Il deficit di memoria storica 

Ma non mi interessa, non ci interessa, rilevare i pieni e i vuoti in sé, stabilire la mappa delle presenze e delle assenze nella memoria dei docenti intervistati, annotare gli eventi e i fenomeni che meritano una citazione e quelli che non emergono, come se si dovesse saggiare il grado di conoscenza che questi docenti hanno della storia del secondo dopoguerra. I problemi sono altri.

Il deficit di memoria storica investe anche gli insegnanti di storia. Nelle interviste ci sono osservazioni talora interessanti sul deficit di memoria dei giovani e degli adulti, tuttavia non c’è consapevolezza autocritica o, se c’è, è scarsa, come se i docenti in quanto tali non fossero sfiorati dal fenomeno. A me pare invece che processi di rimozione, silenzi che generano oblio, riguardino parecchi tra i meno giovani ( un esempio schematico, che non riguarda necessariamente gli insegnanti, ma che si può facilmente riscontrare nella vita quotidiana: si può comunicare di aver partecipato al movimento degli studenti del '68, ma non di essere stati militanti del pci o di venire da una famiglia povera e contadina, titolo di merito solo se si hanno soldi e potere) e che le mutazioni dei meccanismi della memoria derivanti dalle mutazioni della struttura dell’esperienza riguardino almeno in parte anche i docenti più giovani. Ma pesa anche il silenzio dei padri (riferito esplicitamente da un intervistato): chi ha fatto la Resistenza o è stato militante comunista e ha vissuto gli anni della guerra fredda, non sempre ha trasmesso memoria ai figli. Il clima della guerra fredda è cominciato molto presto ed è finito molto tardi; e la demonizzazione della nascita della Repubblica e della prima Repubblica, dei partiti e così via ha fatto il resto: cesura e cesure della memoria che si spostano nel tempo e nelle generazioni e con cui bisogna fare i conti.

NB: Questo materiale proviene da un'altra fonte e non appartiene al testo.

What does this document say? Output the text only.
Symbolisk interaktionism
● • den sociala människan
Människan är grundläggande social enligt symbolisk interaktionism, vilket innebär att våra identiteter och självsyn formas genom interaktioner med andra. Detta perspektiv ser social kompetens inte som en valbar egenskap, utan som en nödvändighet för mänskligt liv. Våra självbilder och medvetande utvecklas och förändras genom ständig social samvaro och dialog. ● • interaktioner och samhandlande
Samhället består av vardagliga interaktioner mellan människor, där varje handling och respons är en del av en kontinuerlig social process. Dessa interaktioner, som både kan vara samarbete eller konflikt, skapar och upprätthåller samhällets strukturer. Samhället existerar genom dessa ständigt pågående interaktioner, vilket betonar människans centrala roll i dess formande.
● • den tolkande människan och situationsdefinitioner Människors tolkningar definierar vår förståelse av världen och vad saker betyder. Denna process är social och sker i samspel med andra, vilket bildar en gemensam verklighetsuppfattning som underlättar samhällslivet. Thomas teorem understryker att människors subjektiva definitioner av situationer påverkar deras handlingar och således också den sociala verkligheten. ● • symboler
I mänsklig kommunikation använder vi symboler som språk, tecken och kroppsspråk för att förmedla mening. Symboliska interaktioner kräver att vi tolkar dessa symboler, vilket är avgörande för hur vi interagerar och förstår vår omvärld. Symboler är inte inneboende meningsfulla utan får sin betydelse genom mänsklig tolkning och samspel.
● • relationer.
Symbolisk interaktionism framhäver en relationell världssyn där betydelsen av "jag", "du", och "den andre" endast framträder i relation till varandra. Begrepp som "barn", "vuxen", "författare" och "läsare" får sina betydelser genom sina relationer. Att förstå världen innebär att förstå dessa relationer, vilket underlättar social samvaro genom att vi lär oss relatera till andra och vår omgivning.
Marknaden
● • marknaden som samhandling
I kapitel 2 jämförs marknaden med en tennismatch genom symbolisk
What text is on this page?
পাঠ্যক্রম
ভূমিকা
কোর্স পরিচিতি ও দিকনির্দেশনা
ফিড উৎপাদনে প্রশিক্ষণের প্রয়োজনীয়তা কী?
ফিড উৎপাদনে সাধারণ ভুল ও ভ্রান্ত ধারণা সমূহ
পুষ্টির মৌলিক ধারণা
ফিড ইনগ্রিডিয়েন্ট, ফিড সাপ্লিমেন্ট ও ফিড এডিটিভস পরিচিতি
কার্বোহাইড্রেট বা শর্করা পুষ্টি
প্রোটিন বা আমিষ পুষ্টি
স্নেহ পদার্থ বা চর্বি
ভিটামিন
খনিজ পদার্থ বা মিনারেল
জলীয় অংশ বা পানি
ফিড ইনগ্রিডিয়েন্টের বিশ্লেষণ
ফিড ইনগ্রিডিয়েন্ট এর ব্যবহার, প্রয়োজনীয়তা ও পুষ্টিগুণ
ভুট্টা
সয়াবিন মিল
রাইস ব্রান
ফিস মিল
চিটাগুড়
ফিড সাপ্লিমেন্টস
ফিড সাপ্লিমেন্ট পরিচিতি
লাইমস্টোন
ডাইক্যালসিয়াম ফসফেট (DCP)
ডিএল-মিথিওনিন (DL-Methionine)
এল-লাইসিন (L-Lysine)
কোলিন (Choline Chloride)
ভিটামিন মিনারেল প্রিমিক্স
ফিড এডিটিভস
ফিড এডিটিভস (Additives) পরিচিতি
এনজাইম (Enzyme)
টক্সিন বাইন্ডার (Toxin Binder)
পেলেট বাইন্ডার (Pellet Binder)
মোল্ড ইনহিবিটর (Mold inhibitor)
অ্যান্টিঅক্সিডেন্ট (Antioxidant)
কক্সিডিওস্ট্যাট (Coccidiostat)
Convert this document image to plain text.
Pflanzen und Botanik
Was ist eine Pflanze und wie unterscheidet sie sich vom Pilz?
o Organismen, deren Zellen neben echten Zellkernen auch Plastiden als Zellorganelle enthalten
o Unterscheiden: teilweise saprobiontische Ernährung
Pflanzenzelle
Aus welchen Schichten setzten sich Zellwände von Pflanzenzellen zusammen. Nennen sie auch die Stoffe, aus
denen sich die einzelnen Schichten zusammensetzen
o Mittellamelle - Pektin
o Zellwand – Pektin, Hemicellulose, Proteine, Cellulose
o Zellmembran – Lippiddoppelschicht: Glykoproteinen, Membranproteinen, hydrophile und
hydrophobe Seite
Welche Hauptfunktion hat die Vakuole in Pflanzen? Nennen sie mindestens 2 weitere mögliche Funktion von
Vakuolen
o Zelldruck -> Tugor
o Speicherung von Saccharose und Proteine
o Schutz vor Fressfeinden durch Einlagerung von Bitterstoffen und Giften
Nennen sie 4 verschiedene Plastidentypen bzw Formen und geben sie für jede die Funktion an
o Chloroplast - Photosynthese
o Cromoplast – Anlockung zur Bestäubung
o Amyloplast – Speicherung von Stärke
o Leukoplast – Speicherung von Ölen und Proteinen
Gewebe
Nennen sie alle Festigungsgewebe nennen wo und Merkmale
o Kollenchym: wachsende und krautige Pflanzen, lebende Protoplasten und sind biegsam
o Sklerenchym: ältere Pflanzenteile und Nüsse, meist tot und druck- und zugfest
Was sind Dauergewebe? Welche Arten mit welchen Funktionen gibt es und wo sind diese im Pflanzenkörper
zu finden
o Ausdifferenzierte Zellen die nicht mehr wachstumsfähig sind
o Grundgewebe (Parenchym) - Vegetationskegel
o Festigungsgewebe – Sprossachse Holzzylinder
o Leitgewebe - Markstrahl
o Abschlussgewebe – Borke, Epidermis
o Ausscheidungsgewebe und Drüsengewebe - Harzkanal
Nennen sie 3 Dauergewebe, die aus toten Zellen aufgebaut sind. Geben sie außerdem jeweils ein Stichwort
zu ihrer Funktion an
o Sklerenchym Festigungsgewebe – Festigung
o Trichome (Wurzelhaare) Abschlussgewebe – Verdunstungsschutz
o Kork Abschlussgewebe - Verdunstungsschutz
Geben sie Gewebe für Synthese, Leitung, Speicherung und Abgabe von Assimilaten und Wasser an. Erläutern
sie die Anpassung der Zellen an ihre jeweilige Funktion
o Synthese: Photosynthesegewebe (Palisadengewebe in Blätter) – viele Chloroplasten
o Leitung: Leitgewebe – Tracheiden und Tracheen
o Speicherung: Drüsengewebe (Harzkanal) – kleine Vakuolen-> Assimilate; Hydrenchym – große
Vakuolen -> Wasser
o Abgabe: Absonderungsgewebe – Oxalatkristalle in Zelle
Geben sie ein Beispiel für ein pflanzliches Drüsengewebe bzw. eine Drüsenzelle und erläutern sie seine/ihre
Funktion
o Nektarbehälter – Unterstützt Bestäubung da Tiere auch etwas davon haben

Ha osservato Laurana Lajolo, sempre in sede di interpretazione delle interviste e riferendosi alle definizioni di storia in esse contenute, che si rileva la scarsa percezione della complessità e della problematicità della storia contemporanea, con il pericolo latente ma preoccupante di esposizione all’offensiva dell’uso pubblico della storia, specie a livello dei mass media, in materia di riduzione del processo storico all’evento e al personaggio. Eppure la costruzione della memoria ha bisogno dell’aggancio all’evento, anche per la sua carica simbolica, e se gli eventi non sono contestualizzati e problematizzati in una visione che comprenda la complessità dei processi, ne risulta frammentata e compromessa proprio la costruzione della memoria, in particolare del nesso memoria-identità personale. Anche gli insegnanti quindi non sono immuni dal pericolo di un’ulteriore esposizione alle terribili passioni della politica dell’identità, per usare l’espressione di Hobsbawm.